Reputation: 651
There are two tables 'event' and 'club'. Since they have many to many relationship there is also a junction table 'club_event'. I created a view which holds all the columns in event table with the club_name from the club table that organized the event. The problem is that when a event has two or more organizing clubs there will be multiple copies of a entire row for that event in the view table. Rather than this I want different club_name to be kept as a comma separated values in columns. How may I do this?
CREATE OR REPLACE FORCE VIEW "V_EVENT" ("EVENT_ID", "EVENT_NAME", "START_DATE", "END_DATE", "START_TIME", "END_TIME", "DESCRIPTION", "FROM_COLLEGE", "FROM_COMMUNITY", "CLUB_NAME") AS
SELECT event."EVENT_ID",event."EVENT_NAME",event."START_DATE",event."END_DATE",event."START_TIME",event."END_TIME",event."DESCRIPTION",event."FROM_COLLEGE",event."FROM_COMMUNITY", club_name
FROM event
LEFT JOIN (club_event INNER JOIN club ON club_event.club_id = club.club_id)

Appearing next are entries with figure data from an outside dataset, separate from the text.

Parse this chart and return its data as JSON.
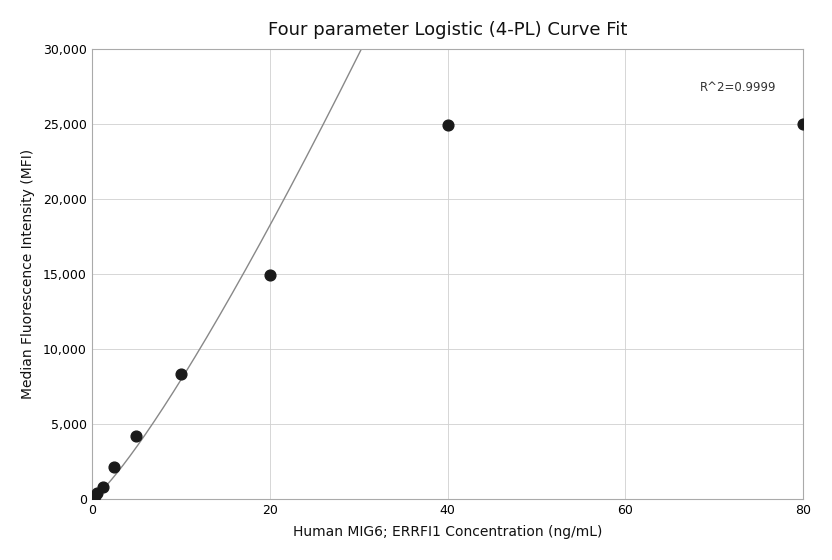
{
  "title": "Four parameter Logistic (4-PL) Curve Fit",
  "xlabel": "Human MIG6; ERRFI1 Concentration (ng/mL)",
  "ylabel": "Median Fluorescence Intensity (MFI)",
  "x_data": [
    0.156,
    0.313,
    0.625,
    1.25,
    2.5,
    5.0,
    10.0,
    20.0,
    40.0,
    80.0
  ],
  "y_data": [
    100,
    200,
    400,
    800,
    2100,
    4200,
    8300,
    14900,
    24900,
    25000
  ],
  "xlim": [
    0,
    80
  ],
  "ylim": [
    0,
    30000
  ],
  "xticks": [
    0,
    20,
    40,
    60,
    80
  ],
  "yticks": [
    0,
    5000,
    10000,
    15000,
    20000,
    25000,
    30000
  ],
  "r2_text": "R^2=0.9999",
  "r2_x": 77,
  "r2_y": 27000,
  "line_color": "#888888",
  "dot_color": "#1a1a1a",
  "dot_size": 60,
  "background_color": "#ffffff",
  "grid_color": "#d0d0d0",
  "title_fontsize": 13,
  "label_fontsize": 10,
  "tick_fontsize": 9,
  "annotation_fontsize": 8.5
}
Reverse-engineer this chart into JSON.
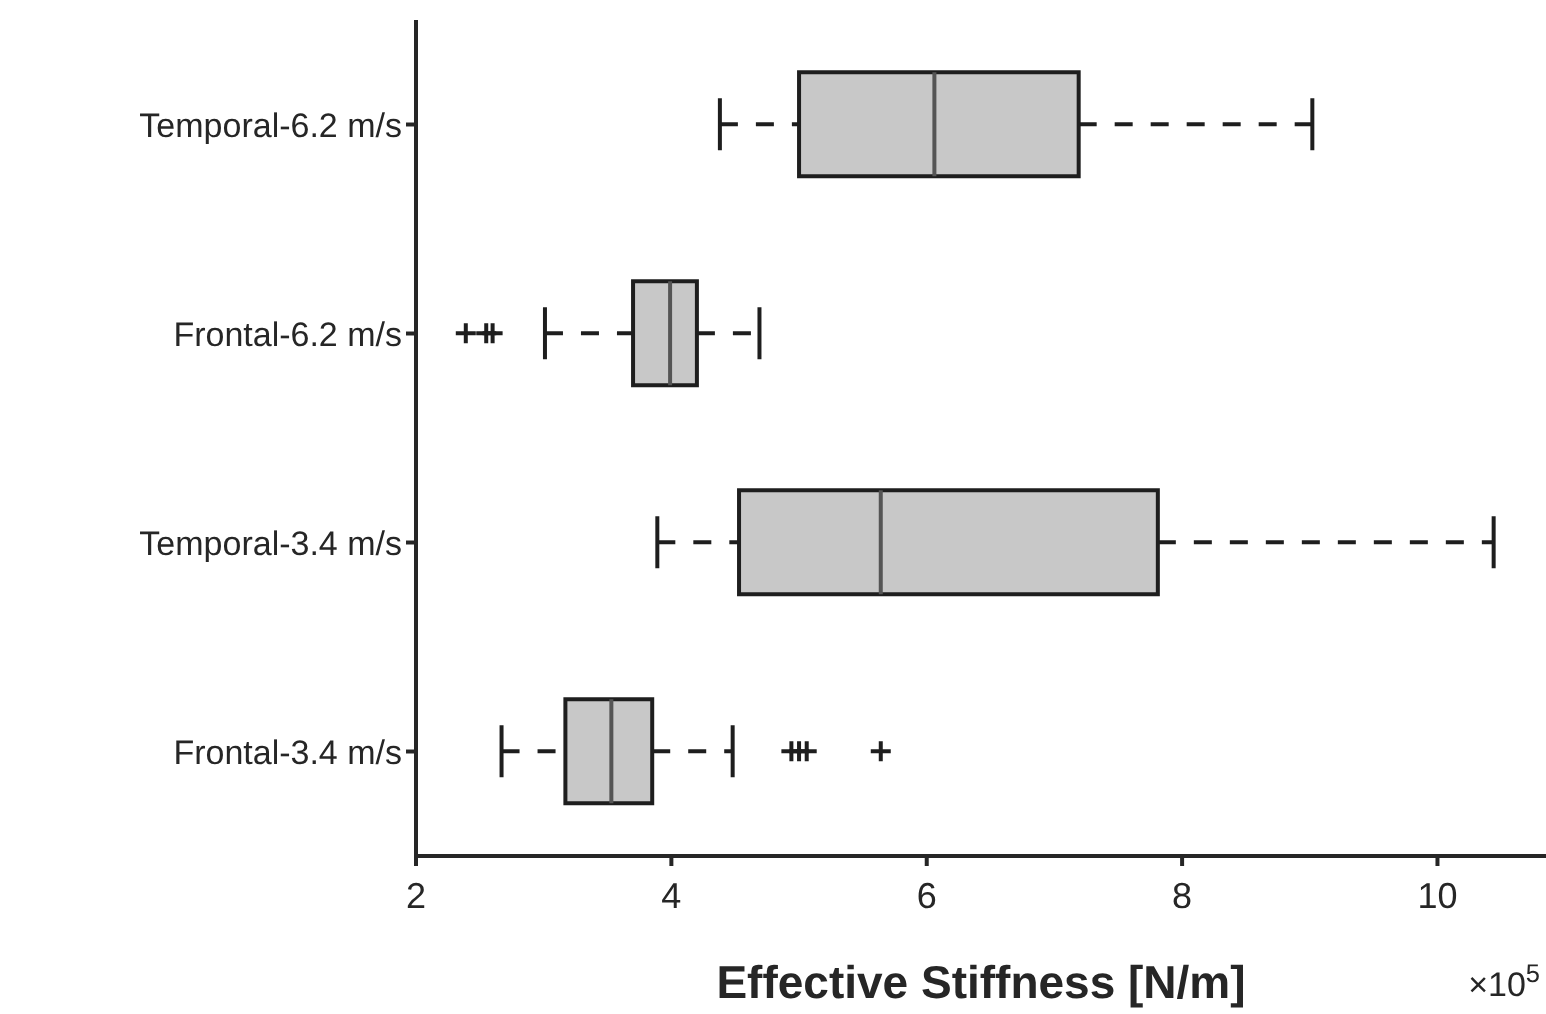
{
  "chart_data": {
    "type": "box",
    "orientation": "horizontal",
    "categories": [
      "Temporal-6.2 m/s",
      "Frontal-6.2 m/s",
      "Temporal-3.4 m/s",
      "Frontal-3.4 m/s"
    ],
    "boxes": [
      {
        "low": 4.38,
        "q1": 5.0,
        "median": 6.06,
        "q3": 7.19,
        "high": 9.02
      },
      {
        "low": 3.01,
        "q1": 3.7,
        "median": 3.99,
        "q3": 4.2,
        "high": 4.69,
        "outliers": [
          2.39,
          2.55,
          2.6
        ]
      },
      {
        "low": 3.89,
        "q1": 4.53,
        "median": 5.64,
        "q3": 7.81,
        "high": 10.44
      },
      {
        "low": 2.67,
        "q1": 3.17,
        "median": 3.53,
        "q3": 3.85,
        "high": 4.48,
        "outliers": [
          4.94,
          5.0,
          5.06,
          5.64
        ]
      }
    ],
    "color": "#c8c8c8",
    "xlabel": "Effective Stiffness [N/m]",
    "annotations": [
      "×10$^{5}$"
    ],
    "xlim": [
      2,
      10.85
    ],
    "xticks": [
      2,
      4,
      6,
      8,
      10
    ]
  }
}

ON event.event_id = club_event.event_id
/
Upvotes: 0
Views: 84
Reputation: 1271013
A correlated subquery is not only simpler to write, but probably also has better performance because it avoids the outer aggregation:
SELECT . . . -- the columns you want from event,
(SELECT LISTAGG(c.club_name, ',') WITHIN GROUP (ORDER BY c.club_name)

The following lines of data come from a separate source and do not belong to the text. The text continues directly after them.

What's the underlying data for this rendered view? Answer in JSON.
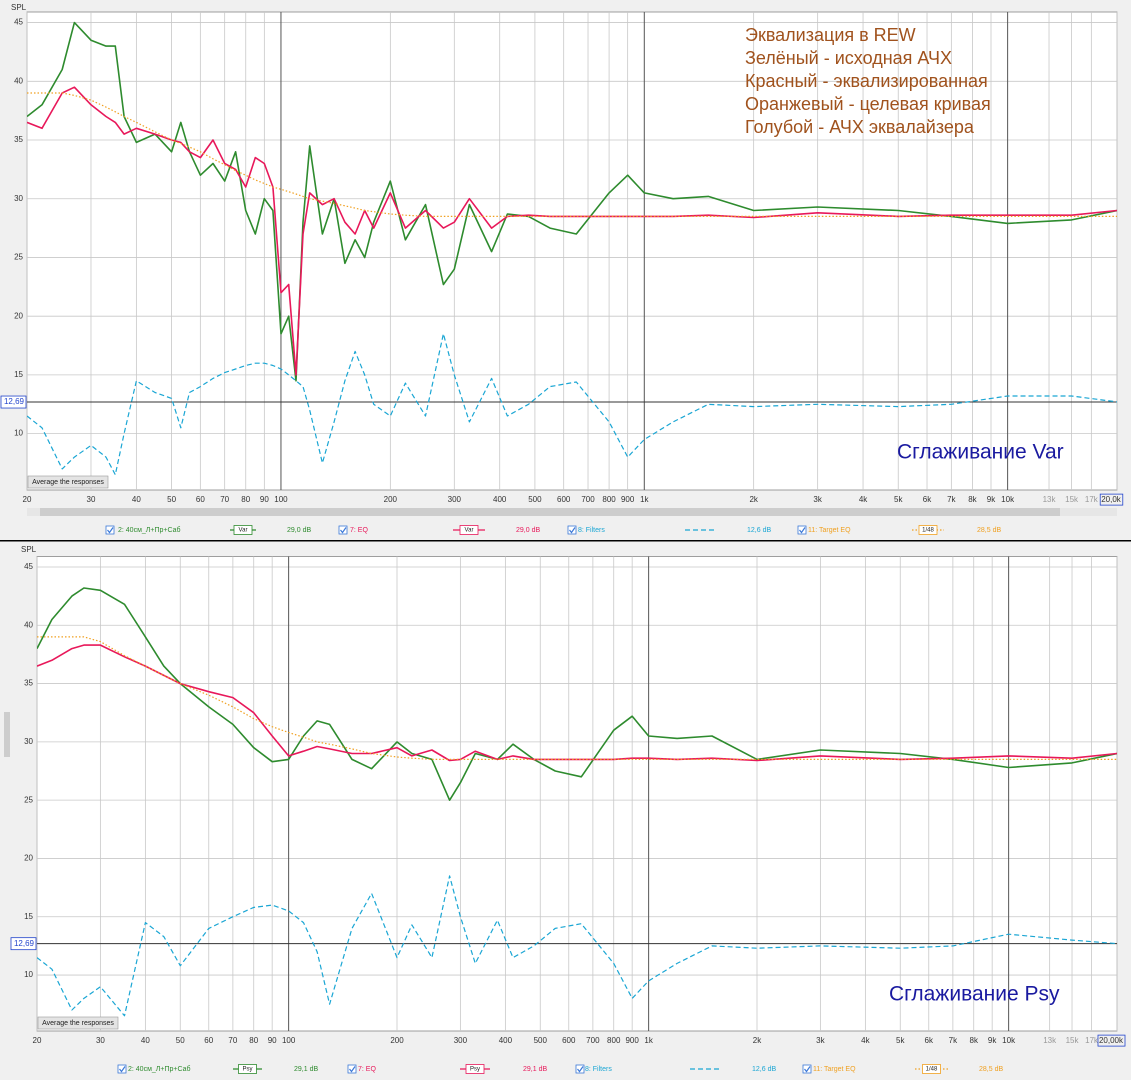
{
  "chart_data": [
    {
      "type": "line",
      "xlog": true,
      "grid": true,
      "ylabel": "SPL",
      "button": "Average the responses",
      "annotations": [
        "Эквализация в REW",
        "Зелёный - исходная АЧХ",
        "Красный - эквализированная",
        "Оранжевый - целевая кривая",
        "Голубой - АЧХ эквалайзера"
      ],
      "caption": "Сглаживание Var",
      "marker": {
        "value": 12.69,
        "label": "12,69"
      },
      "xlim": [
        20,
        20000
      ],
      "ylim": [
        5.2,
        45.9
      ],
      "yticks": [
        10,
        15,
        20,
        25,
        30,
        35,
        40,
        45
      ],
      "xticks": [
        20,
        30,
        40,
        50,
        60,
        70,
        80,
        90,
        100,
        200,
        300,
        400,
        500,
        600,
        700,
        800,
        900,
        {
          "value": 1000,
          "label": "1k"
        },
        {
          "value": 2000,
          "label": "2k"
        },
        {
          "value": 3000,
          "label": "3k"
        },
        {
          "value": 4000,
          "label": "4k"
        },
        {
          "value": 5000,
          "label": "5k"
        },
        {
          "value": 6000,
          "label": "6k"
        },
        {
          "value": 7000,
          "label": "7k"
        },
        {
          "value": 8000,
          "label": "8k"
        },
        {
          "value": 9000,
          "label": "9k"
        },
        {
          "value": 10000,
          "label": "10k"
        },
        {
          "value": 13000,
          "label": "13k"
        },
        {
          "value": 15000,
          "label": "15k"
        },
        {
          "value": 17000,
          "label": "17k"
        },
        {
          "value": 20000,
          "label": "20,0k"
        }
      ],
      "x": [
        20,
        22,
        25,
        27,
        30,
        33,
        35,
        37,
        40,
        45,
        50,
        53,
        56,
        60,
        65,
        70,
        75,
        80,
        85,
        90,
        95,
        100,
        105,
        110,
        115,
        120,
        130,
        140,
        150,
        160,
        170,
        180,
        200,
        220,
        250,
        280,
        300,
        330,
        380,
        420,
        480,
        550,
        650,
        800,
        900,
        1000,
        1200,
        1500,
        2000,
        3000,
        5000,
        7000,
        10000,
        15000,
        20000
      ],
      "series": [
        {
          "name": "2: 40см_Л+Пр+Саб",
          "smoothing": "Var",
          "level": "29,0 dB",
          "color": "#2e8b2e",
          "style": "solid",
          "values": [
            37,
            38,
            41,
            45,
            43.5,
            43,
            43,
            37,
            34.8,
            35.5,
            34,
            36.5,
            34,
            32,
            33,
            31.5,
            34,
            29,
            27,
            30,
            29,
            18.5,
            20,
            14.5,
            28,
            34.5,
            27,
            30,
            24.5,
            26.5,
            25,
            28,
            31.5,
            26.5,
            29.5,
            22.7,
            24,
            29.5,
            25.5,
            28.7,
            28.5,
            27.5,
            27,
            30.5,
            32,
            30.5,
            30,
            30.2,
            29,
            29.3,
            29,
            28.5,
            27.9,
            28.2,
            29
          ]
        },
        {
          "name": "7: EQ",
          "smoothing": "Var",
          "level": "29,0 dB",
          "color": "#e8185a",
          "style": "solid",
          "values": [
            36.5,
            36,
            39,
            39.5,
            38,
            37,
            36.5,
            35.5,
            36,
            35.5,
            35,
            34.8,
            34,
            33.5,
            35,
            33,
            32.5,
            31,
            33.5,
            33,
            31,
            22,
            22.7,
            15,
            27,
            30.5,
            29.5,
            30,
            28,
            27,
            29,
            27.5,
            30.5,
            27.5,
            29,
            27.5,
            28,
            30,
            27.5,
            28.5,
            28.6,
            28.5,
            28.5,
            28.5,
            28.5,
            28.5,
            28.5,
            28.6,
            28.4,
            28.8,
            28.5,
            28.6,
            28.6,
            28.6,
            29
          ]
        },
        {
          "name": "8: Filters",
          "level": "12,6 dB",
          "color": "#1aa6d4",
          "style": "dashed",
          "values": [
            11.5,
            10.5,
            7,
            8,
            9,
            8,
            6.5,
            10,
            14.5,
            13.5,
            13,
            10.5,
            13.5,
            14,
            14.7,
            15.2,
            15.5,
            15.8,
            16,
            16,
            15.8,
            15.5,
            15,
            14.5,
            14,
            12,
            7.5,
            11,
            14.5,
            17,
            15,
            12.5,
            11.5,
            14.3,
            11.5,
            18.5,
            15,
            11,
            14.7,
            11.5,
            12.5,
            14,
            14.4,
            11,
            8,
            9.5,
            11,
            12.5,
            12.3,
            12.5,
            12.3,
            12.5,
            13.2,
            13.2,
            12.7
          ]
        },
        {
          "name": "11: Target EQ",
          "smoothing": "1/48",
          "level": "28,5 dB",
          "color": "#f0a020",
          "style": "dotted",
          "values": [
            39,
            39,
            39,
            38.8,
            38.4,
            37.8,
            37.4,
            37,
            36.5,
            35.7,
            35,
            34.7,
            34.4,
            34,
            33.4,
            32.9,
            32.4,
            32,
            31.6,
            31.3,
            31,
            30.8,
            30.6,
            30.4,
            30.2,
            30,
            29.8,
            29.6,
            29.4,
            29.2,
            29,
            28.9,
            28.7,
            28.6,
            28.5,
            28.5,
            28.5,
            28.5,
            28.5,
            28.5,
            28.5,
            28.5,
            28.5,
            28.5,
            28.5,
            28.5,
            28.5,
            28.5,
            28.5,
            28.5,
            28.5,
            28.5,
            28.5,
            28.5,
            28.5
          ]
        }
      ]
    },
    {
      "type": "line",
      "xlog": true,
      "grid": true,
      "ylabel": "SPL",
      "button": "Average the responses",
      "caption": "Сглаживание Psy",
      "marker": {
        "value": 12.69,
        "label": "12,69"
      },
      "xlim": [
        20,
        20000
      ],
      "ylim": [
        5.2,
        45.9
      ],
      "yticks": [
        10,
        15,
        20,
        25,
        30,
        35,
        40,
        45
      ],
      "xticks": [
        20,
        30,
        40,
        50,
        60,
        70,
        80,
        90,
        100,
        200,
        300,
        400,
        500,
        600,
        700,
        800,
        900,
        {
          "value": 1000,
          "label": "1k"
        },
        {
          "value": 2000,
          "label": "2k"
        },
        {
          "value": 3000,
          "label": "3k"
        },
        {
          "value": 4000,
          "label": "4k"
        },
        {
          "value": 5000,
          "label": "5k"
        },
        {
          "value": 6000,
          "label": "6k"
        },
        {
          "value": 7000,
          "label": "7k"
        },
        {
          "value": 8000,
          "label": "8k"
        },
        {
          "value": 9000,
          "label": "9k"
        },
        {
          "value": 10000,
          "label": "10k"
        },
        {
          "value": 13000,
          "label": "13k"
        },
        {
          "value": 15000,
          "label": "15k"
        },
        {
          "value": 17000,
          "label": "17k"
        },
        {
          "value": 20000,
          "label": "20,00k"
        }
      ],
      "x": [
        20,
        22,
        25,
        27,
        30,
        35,
        40,
        45,
        50,
        60,
        70,
        80,
        90,
        100,
        110,
        120,
        130,
        150,
        170,
        200,
        220,
        250,
        280,
        300,
        330,
        380,
        420,
        480,
        550,
        650,
        800,
        900,
        1000,
        1200,
        1500,
        2000,
        3000,
        5000,
        7000,
        10000,
        15000,
        20000
      ],
      "series": [
        {
          "name": "2: 40см_Л+Пр+Саб",
          "smoothing": "Psy",
          "level": "29,1 dB",
          "color": "#2e8b2e",
          "style": "solid",
          "values": [
            38,
            40.5,
            42.5,
            43.2,
            43,
            41.8,
            39,
            36.5,
            35,
            33,
            31.5,
            29.5,
            28.3,
            28.5,
            30.5,
            31.8,
            31.5,
            28.5,
            27.7,
            30,
            29,
            28.5,
            25,
            26.5,
            29,
            28.5,
            29.8,
            28.5,
            27.5,
            27,
            31,
            32.2,
            30.5,
            30.3,
            30.5,
            28.5,
            29.3,
            29,
            28.5,
            27.8,
            28.2,
            29
          ]
        },
        {
          "name": "7: EQ",
          "smoothing": "Psy",
          "level": "29,1 dB",
          "color": "#e8185a",
          "style": "solid",
          "values": [
            36.5,
            37,
            38,
            38.3,
            38.3,
            37.3,
            36.5,
            35.7,
            35,
            34.3,
            33.8,
            32.5,
            30.5,
            28.8,
            29.2,
            29.6,
            29.4,
            29,
            29,
            29.5,
            28.8,
            29.3,
            28.4,
            28.5,
            29.2,
            28.5,
            28.8,
            28.5,
            28.5,
            28.5,
            28.5,
            28.6,
            28.6,
            28.5,
            28.6,
            28.4,
            28.8,
            28.5,
            28.6,
            28.8,
            28.6,
            29
          ]
        },
        {
          "name": "8: Filters",
          "level": "12,6 dB",
          "color": "#1aa6d4",
          "style": "dashed",
          "values": [
            11.5,
            10.5,
            7,
            8,
            9,
            6.5,
            14.5,
            13.3,
            10.8,
            14,
            15,
            15.8,
            16,
            15.5,
            14.5,
            12,
            7.5,
            14,
            17,
            11.5,
            14.3,
            11.5,
            18.5,
            15,
            11,
            14.7,
            11.5,
            12.5,
            14,
            14.4,
            11,
            8,
            9.5,
            11,
            12.5,
            12.3,
            12.5,
            12.3,
            12.5,
            13.5,
            13,
            12.7
          ]
        },
        {
          "name": "11: Target EQ",
          "smoothing": "1/48",
          "level": "28,5 dB",
          "color": "#f0a020",
          "style": "dotted",
          "values": [
            39,
            39,
            39,
            39,
            38.6,
            37.4,
            36.5,
            35.7,
            35,
            34,
            33,
            32,
            31.3,
            30.8,
            30.4,
            30,
            29.8,
            29.4,
            29,
            28.7,
            28.6,
            28.5,
            28.5,
            28.5,
            28.5,
            28.5,
            28.5,
            28.5,
            28.5,
            28.5,
            28.5,
            28.5,
            28.5,
            28.5,
            28.5,
            28.5,
            28.5,
            28.5,
            28.5,
            28.5,
            28.5,
            28.5
          ]
        }
      ]
    }
  ]
}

FROM club_event ce INNER JOIN
club c
ON ce.club_id = c.club_id
WHERE e.event_id = ce.event_id
) clubs
FROM event e;
Upvotes: 0
Reputation: 2770
Please mention your Oracle version. In Oracle 11g Release 2 LISTAGG was introduced making such a task very simple:
SELECT event."EVENT_ID"
,event."EVENT_NAME"
,event."START_DATE"
,event."END_DATE"
,event."START_TIME"
,event."END_TIME"
,event."DESCRIPTION"
,event."FROM_COLLEGE"
,event."FROM_COMMUNITY"
,LISTAGG(club_name, ',') WITHIN GROUP ( ORDER BY club_name) AS clubs
FROM event
LEFT JOIN (club_event INNER JOIN club ON club_event.club_id = club.club_id)

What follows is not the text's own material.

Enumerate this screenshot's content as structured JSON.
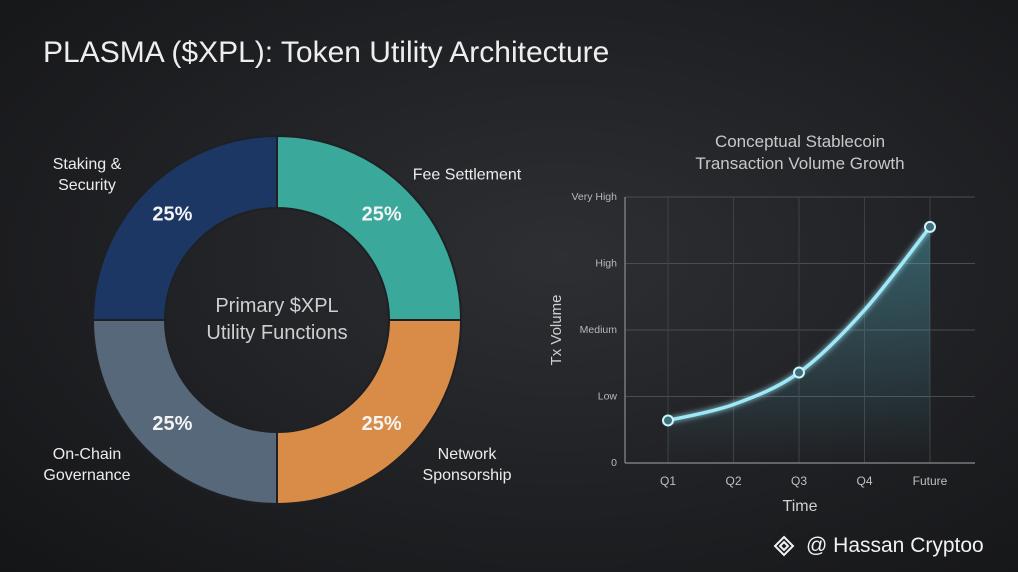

ON event.event_id = club_event.event_id
GROUP BY event."EVENT_ID"
,event."EVENT_NAME"
,event."START_DATE"
,event."END_DATE"
,event."START_TIME"
,event."END_TIME"
,event."DESCRIPTION"
,event."FROM_COLLEGE"
,event."FROM_COMMUNITY"
If you are running on a version prior you can try rolling out your own user defined aggregate function as described here
The GROUP BY Statement in SQL is used for aggregations. Since LISTAGG is an aggregate function the database needs to know which columns need to be grouped. In your case, it was all the columns you were selecting and which did not have an aggregation function applied. The documentation of aggregate functions probably does a better job at explaining than I can.
Upvotes: 1
Reputation: 143093
Suppose that query you wrote returns desired result.
LISTAGG
function is nowaday used to do what you want - put all club names into a single column, separated by some separator (doesn't have to be a comma). As it aggregates result, you'll have to put all other non-aggregated columns into the group by
clause.
Something like this:
create or replace force view v_event as
select e.event_id,
e.event_name,
e.start_date,
e.end_date,
e.start_time,
e.end_time,
e.description,
e.from_college,
e.from_community,
listagg(c.club_name, ',') within group (order by c.club_name) club_name
from event e
left join (club_event ce inner join club c on ce.club_id = c.club_id)
on e.event_id = ce.event_id
group by
e.event_id,
e.event_name,
e.start_date,
e.end_date,
e.start_time,
e.end_time,
e.description,
e.from_college,
e.from_community
/
Also, as we're using Oracle, get rid of double quotes; they cause nothing but problems.